The Braithwaite's Coachman

We have heard from Mike Wearing in Nova Scotia, Canada, who used to live in the area and whose grandfather worked for the Braithwaites at The Highlands.

Mike writes:

"My grandfather, Joseph Henry Wearing, worked for Mr. Joseph Bevan Braithwaite and his son Joseph Gurney Braithwaite, as a coachman and later as a chauffeur as well as a gardener.

Joseph Gurney Braithwaite, was the Member of Parliament for the Hillsborough Division of Sheffield. Braithwaite's father was Joseph Bevan Braithwaite of Blencathra, Burnham-on-Sea. Joseph Bevan Braithwaite was a stock share broker (1901 census) and Chairman of the City of London Electric Lighting Company. (He got my father, William Leonard Wearing, his first job as a draughtsman at their Bankside Power Station, in Southwark, London.). Joseph Gurney Braithwaite lived at the Highlands, Abbotts Road, New Barnet when Parliament was sitting and at Burnham-on-Sea during the holidays. One of Joseph Henry Wearing's jobs was to walk the horses from New Barnet to Paddington station in London for transportation to Burnham by train when the family was going on holiday. When he and Rose Poarch married, Braithwaite built a cottage, named Rose Cottage (named after my grandmother) for them in the grounds of the Highlands. The cottage was called Tudor Cottage in the 1950's.

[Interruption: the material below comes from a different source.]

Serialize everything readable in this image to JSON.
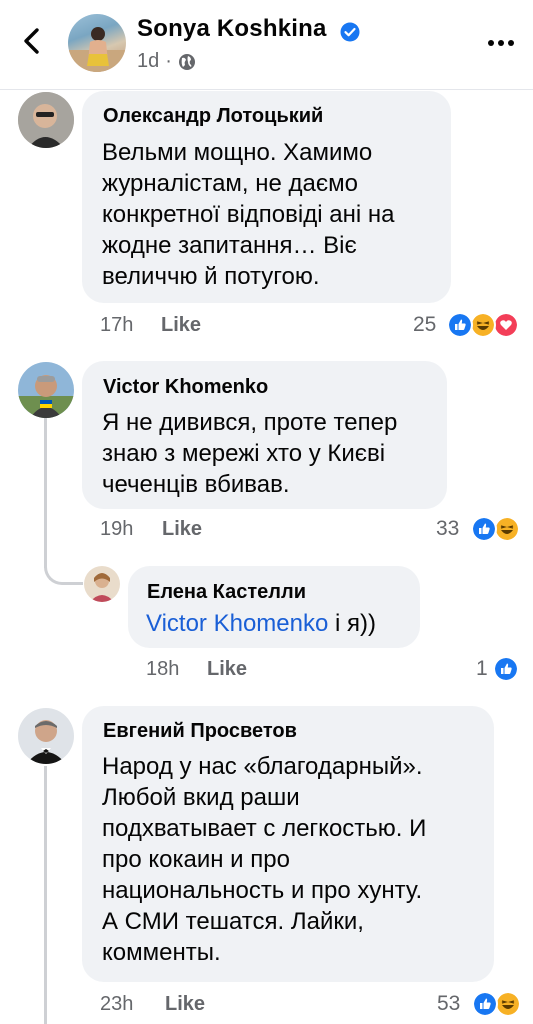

Rose Cottage/Tudor Cottage was along a drive to the left off Abbotts Road (going uphill). The second cottage along this lane had a gate into the Highlands near the pump-house for the waterfall.

My grandparents moved from Rose Cottage to the second cottage once they had children. There was a stable/garage adjacent to the second cottage. My grandparents had four children, now all deceased.

My grandmother, was born at Burnham-on-Sea and was employed as a children's nurse by the Braithwaite's. That is how she met my grandfather.

Joseph Gurney Braithwaite paid for the paddling pool at Burnham-on-Sea in thanks for his sons (all) surviving World War 1.

Air Raid shelters were built on the lawn tennis courts during the War. I remember them being demolished after the war.

I lived in Bulwer Road, New Barnet, from 1942 to 1955."